Football stadium in Sete Lagoas

The Estádio Joaquim Henrique Nogueira, or Nogueirão, also nicknamed Arena do Jacaré (Caiman's Arena), is a football stadium located in Sete Lagoas, Minas Gerais state, it seats 20,020 people. The stadium's official name comes from a farmer from a traditional family of the region who gave the land which the stadium was built on, while the nickname comes from the mascot of local team Democrata Futebol Clube, a Caiman.

==History==
The stadium has 44 bathrooms, six dressing rooms and 19 press booths. Democrata-SL used to host their games at Estádio José Duarte de Paiva, which seated only 2,000 people. The official name comes from Joaquim Henrique Nogueira, a farmer who donated the lands used for construction.
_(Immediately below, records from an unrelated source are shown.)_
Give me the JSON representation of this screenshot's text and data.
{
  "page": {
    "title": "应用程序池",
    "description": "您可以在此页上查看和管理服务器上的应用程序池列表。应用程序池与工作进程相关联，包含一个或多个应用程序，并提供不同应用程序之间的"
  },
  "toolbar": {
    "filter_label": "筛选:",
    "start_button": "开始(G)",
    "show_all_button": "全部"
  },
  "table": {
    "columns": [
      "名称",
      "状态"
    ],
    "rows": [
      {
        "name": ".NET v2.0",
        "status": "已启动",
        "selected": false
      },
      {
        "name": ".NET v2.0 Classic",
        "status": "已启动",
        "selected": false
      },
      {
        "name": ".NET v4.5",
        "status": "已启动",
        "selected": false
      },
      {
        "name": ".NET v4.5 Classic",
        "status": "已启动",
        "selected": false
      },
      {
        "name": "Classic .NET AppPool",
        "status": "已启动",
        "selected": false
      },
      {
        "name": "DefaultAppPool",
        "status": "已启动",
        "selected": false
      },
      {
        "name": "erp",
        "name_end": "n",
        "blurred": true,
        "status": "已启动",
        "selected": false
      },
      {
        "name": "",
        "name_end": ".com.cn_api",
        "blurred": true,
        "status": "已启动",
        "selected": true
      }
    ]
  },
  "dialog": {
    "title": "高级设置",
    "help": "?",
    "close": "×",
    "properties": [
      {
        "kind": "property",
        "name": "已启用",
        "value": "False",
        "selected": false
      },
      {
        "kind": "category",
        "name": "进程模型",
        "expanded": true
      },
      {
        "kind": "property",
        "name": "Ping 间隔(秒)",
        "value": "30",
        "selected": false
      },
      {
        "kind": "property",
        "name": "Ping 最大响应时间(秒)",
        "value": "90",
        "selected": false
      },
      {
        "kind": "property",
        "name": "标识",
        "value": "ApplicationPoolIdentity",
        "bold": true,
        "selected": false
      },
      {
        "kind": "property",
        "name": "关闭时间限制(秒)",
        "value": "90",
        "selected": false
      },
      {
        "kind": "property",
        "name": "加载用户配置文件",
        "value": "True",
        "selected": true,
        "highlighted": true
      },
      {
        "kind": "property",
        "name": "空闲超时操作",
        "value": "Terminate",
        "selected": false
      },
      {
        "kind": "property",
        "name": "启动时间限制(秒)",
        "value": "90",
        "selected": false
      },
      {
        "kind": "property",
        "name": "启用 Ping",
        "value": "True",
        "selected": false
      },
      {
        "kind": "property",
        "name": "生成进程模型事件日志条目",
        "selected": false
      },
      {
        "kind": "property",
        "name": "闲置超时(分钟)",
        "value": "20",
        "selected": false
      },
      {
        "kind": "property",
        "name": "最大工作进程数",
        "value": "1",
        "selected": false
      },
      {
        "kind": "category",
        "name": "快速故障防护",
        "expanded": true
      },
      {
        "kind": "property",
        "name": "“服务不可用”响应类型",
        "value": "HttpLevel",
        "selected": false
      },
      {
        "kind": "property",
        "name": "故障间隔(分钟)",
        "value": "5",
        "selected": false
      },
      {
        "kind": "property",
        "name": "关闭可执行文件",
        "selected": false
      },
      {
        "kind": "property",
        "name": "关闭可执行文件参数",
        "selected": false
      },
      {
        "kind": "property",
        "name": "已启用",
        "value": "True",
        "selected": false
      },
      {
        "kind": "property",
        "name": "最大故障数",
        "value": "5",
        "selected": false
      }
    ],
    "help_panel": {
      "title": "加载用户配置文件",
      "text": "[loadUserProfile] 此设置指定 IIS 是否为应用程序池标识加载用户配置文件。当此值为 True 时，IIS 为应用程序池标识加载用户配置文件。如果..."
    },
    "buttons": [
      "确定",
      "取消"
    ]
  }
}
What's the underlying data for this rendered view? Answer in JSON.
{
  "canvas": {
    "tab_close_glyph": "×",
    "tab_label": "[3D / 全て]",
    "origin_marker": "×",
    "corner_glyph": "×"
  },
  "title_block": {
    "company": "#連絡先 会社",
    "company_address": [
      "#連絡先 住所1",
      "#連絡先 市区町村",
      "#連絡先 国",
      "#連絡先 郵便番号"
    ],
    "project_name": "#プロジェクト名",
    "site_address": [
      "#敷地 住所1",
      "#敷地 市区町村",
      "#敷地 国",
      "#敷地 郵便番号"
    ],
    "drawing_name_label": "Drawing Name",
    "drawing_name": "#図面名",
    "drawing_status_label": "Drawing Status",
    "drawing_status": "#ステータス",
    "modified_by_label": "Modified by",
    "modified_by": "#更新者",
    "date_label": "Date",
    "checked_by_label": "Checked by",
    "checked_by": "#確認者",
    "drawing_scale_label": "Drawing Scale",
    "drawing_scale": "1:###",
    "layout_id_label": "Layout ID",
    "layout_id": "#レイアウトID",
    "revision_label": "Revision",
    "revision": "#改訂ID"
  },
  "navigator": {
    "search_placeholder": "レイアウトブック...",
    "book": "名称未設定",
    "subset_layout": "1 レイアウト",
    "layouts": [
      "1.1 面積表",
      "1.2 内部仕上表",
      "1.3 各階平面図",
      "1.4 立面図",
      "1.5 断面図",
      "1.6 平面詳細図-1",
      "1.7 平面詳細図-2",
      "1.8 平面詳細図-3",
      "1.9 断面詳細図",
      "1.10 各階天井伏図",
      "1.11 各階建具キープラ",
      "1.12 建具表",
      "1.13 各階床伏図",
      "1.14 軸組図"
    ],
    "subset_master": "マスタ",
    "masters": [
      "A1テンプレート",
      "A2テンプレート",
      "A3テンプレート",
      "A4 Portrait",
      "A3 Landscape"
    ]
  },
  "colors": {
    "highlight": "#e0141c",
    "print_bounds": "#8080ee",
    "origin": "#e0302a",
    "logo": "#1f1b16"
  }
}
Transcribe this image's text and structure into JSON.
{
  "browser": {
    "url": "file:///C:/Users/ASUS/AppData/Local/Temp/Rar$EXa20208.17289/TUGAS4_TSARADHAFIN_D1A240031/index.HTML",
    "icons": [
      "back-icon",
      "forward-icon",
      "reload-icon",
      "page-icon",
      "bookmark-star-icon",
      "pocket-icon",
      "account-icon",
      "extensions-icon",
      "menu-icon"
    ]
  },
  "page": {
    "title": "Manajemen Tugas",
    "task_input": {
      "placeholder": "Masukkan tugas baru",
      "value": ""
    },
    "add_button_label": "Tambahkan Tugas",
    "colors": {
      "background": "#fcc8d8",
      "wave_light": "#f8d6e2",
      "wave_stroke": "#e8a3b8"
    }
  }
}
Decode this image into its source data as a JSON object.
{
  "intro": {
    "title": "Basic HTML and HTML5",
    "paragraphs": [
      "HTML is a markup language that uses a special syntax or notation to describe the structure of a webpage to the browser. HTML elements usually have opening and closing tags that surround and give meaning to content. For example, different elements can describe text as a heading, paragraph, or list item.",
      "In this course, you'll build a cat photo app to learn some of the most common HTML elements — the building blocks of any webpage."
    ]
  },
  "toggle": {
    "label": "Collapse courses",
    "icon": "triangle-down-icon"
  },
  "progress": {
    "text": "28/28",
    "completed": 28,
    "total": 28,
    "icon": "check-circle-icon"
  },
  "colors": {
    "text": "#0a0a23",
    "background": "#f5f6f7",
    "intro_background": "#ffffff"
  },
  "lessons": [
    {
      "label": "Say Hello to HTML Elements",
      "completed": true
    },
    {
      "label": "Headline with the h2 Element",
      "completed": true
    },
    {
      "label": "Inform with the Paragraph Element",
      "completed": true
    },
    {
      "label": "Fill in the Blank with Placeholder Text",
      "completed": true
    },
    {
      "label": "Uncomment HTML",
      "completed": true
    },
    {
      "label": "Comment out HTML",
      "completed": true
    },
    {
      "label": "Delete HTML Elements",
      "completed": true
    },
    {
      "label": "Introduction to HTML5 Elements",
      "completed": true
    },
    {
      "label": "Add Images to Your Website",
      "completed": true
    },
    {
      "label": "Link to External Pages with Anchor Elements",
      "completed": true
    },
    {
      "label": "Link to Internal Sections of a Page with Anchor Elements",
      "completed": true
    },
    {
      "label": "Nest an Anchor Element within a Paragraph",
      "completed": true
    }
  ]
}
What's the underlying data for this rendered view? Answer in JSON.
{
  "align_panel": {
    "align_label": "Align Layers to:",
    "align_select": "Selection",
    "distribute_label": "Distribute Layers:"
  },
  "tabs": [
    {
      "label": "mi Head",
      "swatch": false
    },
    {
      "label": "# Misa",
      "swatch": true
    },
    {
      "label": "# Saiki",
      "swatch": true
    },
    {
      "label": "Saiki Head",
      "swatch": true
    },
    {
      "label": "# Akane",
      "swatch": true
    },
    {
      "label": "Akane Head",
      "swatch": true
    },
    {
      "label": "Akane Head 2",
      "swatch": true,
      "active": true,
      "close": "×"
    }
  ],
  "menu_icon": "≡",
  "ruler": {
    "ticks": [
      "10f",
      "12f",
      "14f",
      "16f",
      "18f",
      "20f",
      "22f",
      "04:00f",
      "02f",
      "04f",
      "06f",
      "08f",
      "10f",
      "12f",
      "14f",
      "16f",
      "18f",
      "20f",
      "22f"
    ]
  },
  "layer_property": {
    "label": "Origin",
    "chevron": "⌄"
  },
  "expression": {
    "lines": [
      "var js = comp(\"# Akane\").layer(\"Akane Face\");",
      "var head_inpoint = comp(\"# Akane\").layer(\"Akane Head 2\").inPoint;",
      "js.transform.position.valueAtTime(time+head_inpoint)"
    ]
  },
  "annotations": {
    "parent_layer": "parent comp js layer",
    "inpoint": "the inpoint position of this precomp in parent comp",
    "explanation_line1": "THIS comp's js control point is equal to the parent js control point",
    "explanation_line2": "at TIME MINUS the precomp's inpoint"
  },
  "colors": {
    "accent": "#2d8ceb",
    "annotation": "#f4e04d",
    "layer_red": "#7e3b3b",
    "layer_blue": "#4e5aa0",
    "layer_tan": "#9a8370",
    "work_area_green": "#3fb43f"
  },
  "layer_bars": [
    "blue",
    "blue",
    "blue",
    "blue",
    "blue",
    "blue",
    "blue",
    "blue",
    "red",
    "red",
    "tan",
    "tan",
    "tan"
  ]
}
The stadium was inaugurated on January 28, 2006, with a match between Democrata-SL versus Atlético Mineiro, on that occasion Democrata-SL won 3-0, the first goal scored at Arena do Jacaré was Paulo César on the 15th minute.

==Attendance==
The highest attendance was between Democrata-SL versus Atlético Mineiro, 20,500, for the Campeonato Mineiro 2008, Democrata-SL won 1-0.

==Renovations==
In 2010, the stadium was renovated to receive matches of Atlético Mineiro and Cruzeiro since Mineirão was chosen to host the 2014 FIFA World Cup and is undergoing reforms. Another team of Belo Horizonte, América Mineiro, is also playing in the stadium as Estádio Independência is being rebuilt. The capacity was raised to 25,000, new seats were installed, and the parking spaces, press booths, and lighting were also improved.

The first game after the renovations was between Atlético Mineiro and Atlético Goianiense which Atlético Mineiro won 3-2. The first goal at the "new" stadium was scored by Diego Tardelli in front of a crowd of 3,179.